New AI Compliance Requirements Prohibit Discrimination for Colorado Employers
Carl Williams, Paralegal
On June 30, 2026, Colorado’s Senate Bill 24-205 (“SB24-205”), also known as the Colorado AI Act, goes into effect. [1] The law requires employers to exercise reasonable care when using high-risk AI systems to prevent algorithmic discrimination. SB24-205 authorizes the Colorado Attorney General (“AG”) to treat violations as deceptive trade practices and to impose civil penalties for violations.
Employer Use of AI in Their Human Resources Programs and Key Definitions
A high-risk AI system is any tool that makes or meaningfully influences a consequential decision affecting a person’s access to employment, education, healthcare, or other significant opportunities. For employers, this typically includes systems that use AI to screen or rank applicants, evaluate employee performance, recommend promotions, or determine eligibility for benefits or workplace opportunities.
Algorithmic discrimination occurs when an AI system causes unfair treatment of individuals based on protected characteristics such as race, sex, age, disability, national origin, religion, or other legally protected traits.[2] Employers remain prohibited from discriminating against individuals based on these characteristics under federal and state anti-discrimination law.[3]
A developer is anyone who creates or substantially modifies a high-risk AI system. Employers fall into this category if they develop or customize AI tools. A deployer is anyone who uses a high-risk AI system, which may include human resources departments, managers, and compliance teams. SB24-205 does not establish any employee-count threshold; any employer that develops or deploys a high-risk AI system is covered.
Obligations for Employers Using High-Risk AI Systems
Employers that use high-risk AI systems must maintain a documented AI governance and risk-management program that explains how the organization identifies, monitors, and mitigates algorithmic discrimination. SB24-205 recommends the National Institute of Standards and Technology’s AI Risk Management Framework as an appropriate guide for achieving compliance.
Before deploying any high-risk AI system, employers must complete a written impact assessment that addresses the system’s purpose, data inputs, testing procedures, risks, and safeguards. This assessment can be conducted internally or by an external third-party auditor, depending on the employer’s resources and risk management strategy. The assessment must be updated annually and after any substantial system modification. High-risk AI tools must also undergo routine annual reviews and re-evaluation within ninety days of any significant change.
Colorado residents must receive clear notice when high-risk AI systems are used to make consequential decisions about them. If the decision is adverse, deployers must provide residents with a plain-language explanation. Residents must also be given the opportunity to appeal an adverse outcome, including the option for human review, unless offering such an appeal would not be in the consumer’s best interest. For example, where delay could result in serious safety risks or harm.[4] Employers must also publish a public transparency statement identifying the high-risk AI systems they use and describing their risk-mitigation practices. Finally, if an employer discovers that its AI system has caused algorithmic discrimination, it must report the issue to the AG within ninety days.
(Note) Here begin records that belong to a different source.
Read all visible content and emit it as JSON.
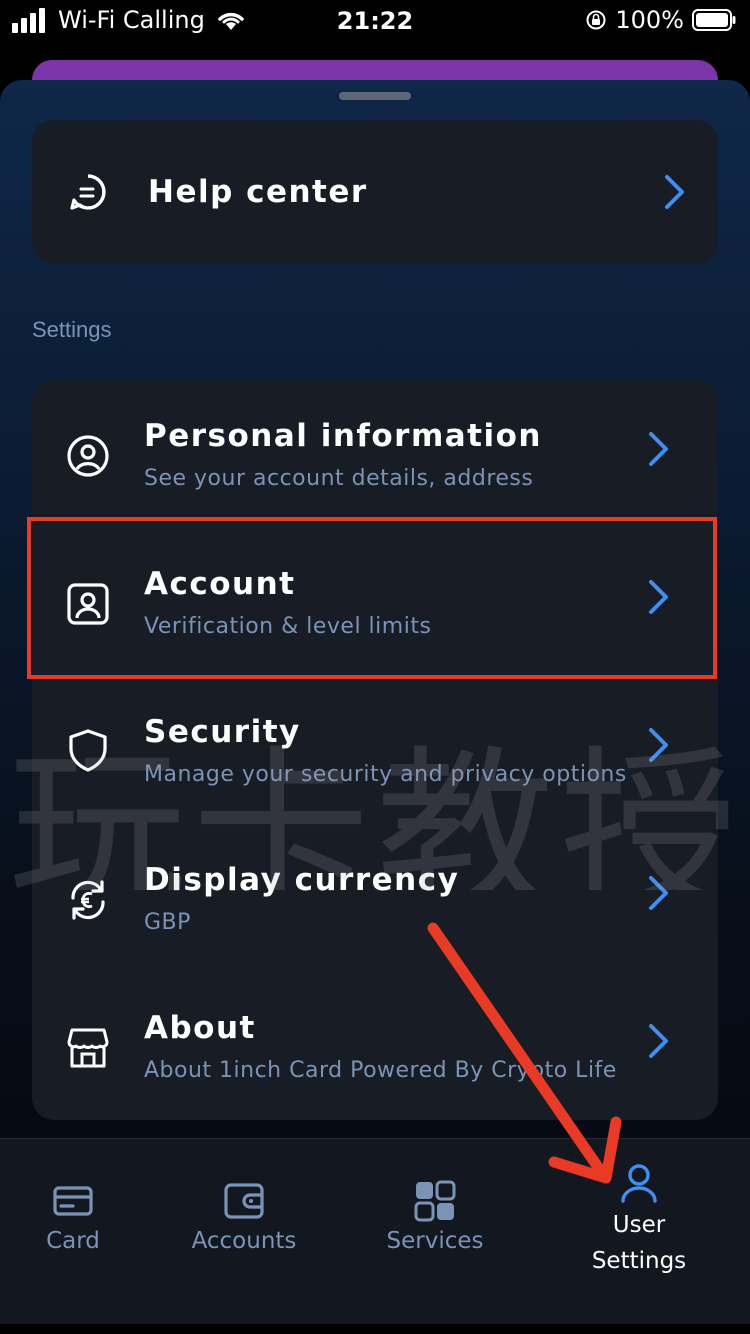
{
  "status_bar": {
    "carrier": "Wi-Fi Calling",
    "time": "21:22",
    "battery": "100%"
  },
  "help": {
    "title": "Help center"
  },
  "settings": {
    "section_label": "Settings",
    "items": [
      {
        "title": "Personal information",
        "subtitle": "See your account details, address",
        "icon": "user-circle-icon"
      },
      {
        "title": "Account",
        "subtitle": "Verification & level limits",
        "icon": "id-card-icon"
      },
      {
        "title": "Security",
        "subtitle": "Manage your security and privacy options",
        "icon": "shield-icon"
      },
      {
        "title": "Display currency",
        "subtitle": "GBP",
        "icon": "currency-exchange-icon"
      },
      {
        "title": "About",
        "subtitle": "About 1inch Card Powered By Crypto Life",
        "icon": "store-icon"
      }
    ]
  },
  "watermark": "玩卡教授",
  "tabs": [
    {
      "label": "Card",
      "icon": "card-icon"
    },
    {
      "label": "Accounts",
      "icon": "wallet-icon"
    },
    {
      "label": "Services",
      "icon": "grid-icon"
    },
    {
      "label": "User Settings",
      "line1": "User",
      "line2": "Settings",
      "icon": "user-icon",
      "active": true
    }
  ],
  "colors": {
    "accent": "#3d8ff0",
    "highlight": "#e83a24",
    "subtitle": "#7b93b6",
    "card_bg": "#181c25"
  }
}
Enforcement and Exemptions
The AG has exclusive authority to enforce SB24-205, and violations are treated as deceptive trade practices, carrying civil penalties of up to $20,000 per violation.[5] Certain entities, such as banks, insurers, and HIPAA-regulated healthcare organizations, are exempt from portions of the law because they are already subject to comparable federal or state oversight.
Employer Takeaways
SB24-205 will significantly shape how companies use AI in their human resource systems, including the hiring process and will require employers to develop a set of protocols with the objective of prohibiting discrimination. In preparation for the June 30, 2026 enactment of SB24-205, employers should assess how they use AI in their human resources systems and determine which AI tools are considered high-risk and develop AI governance policies for those programs, including providing the proper public transparency statements.
Employers using AI in their human resources systems should contact Campbell Litigation to assist with assessing and developing compliant AI governance programs.
[1] Colorado is the first state to enact an AI law that imposes governance obligations on both developers and deployers of AI systems within the state.
[2] See C.R.S. § 6-1-1701(1) (2024).
[3] See Colorado Anti-Discrimination Act (“CADA”), Colo. Rev. Stat. § 24-34-401 et seq., and Title VII of the Civil Rights Act of 1964, 42 U.S.C. § 2000e et seq. (“Title VII”).
[4] See C.R.S. § 6-1-1703(4)(c)(I) (2024).
[5] See C.R.S. § 6-1-112(1)(a) (2024).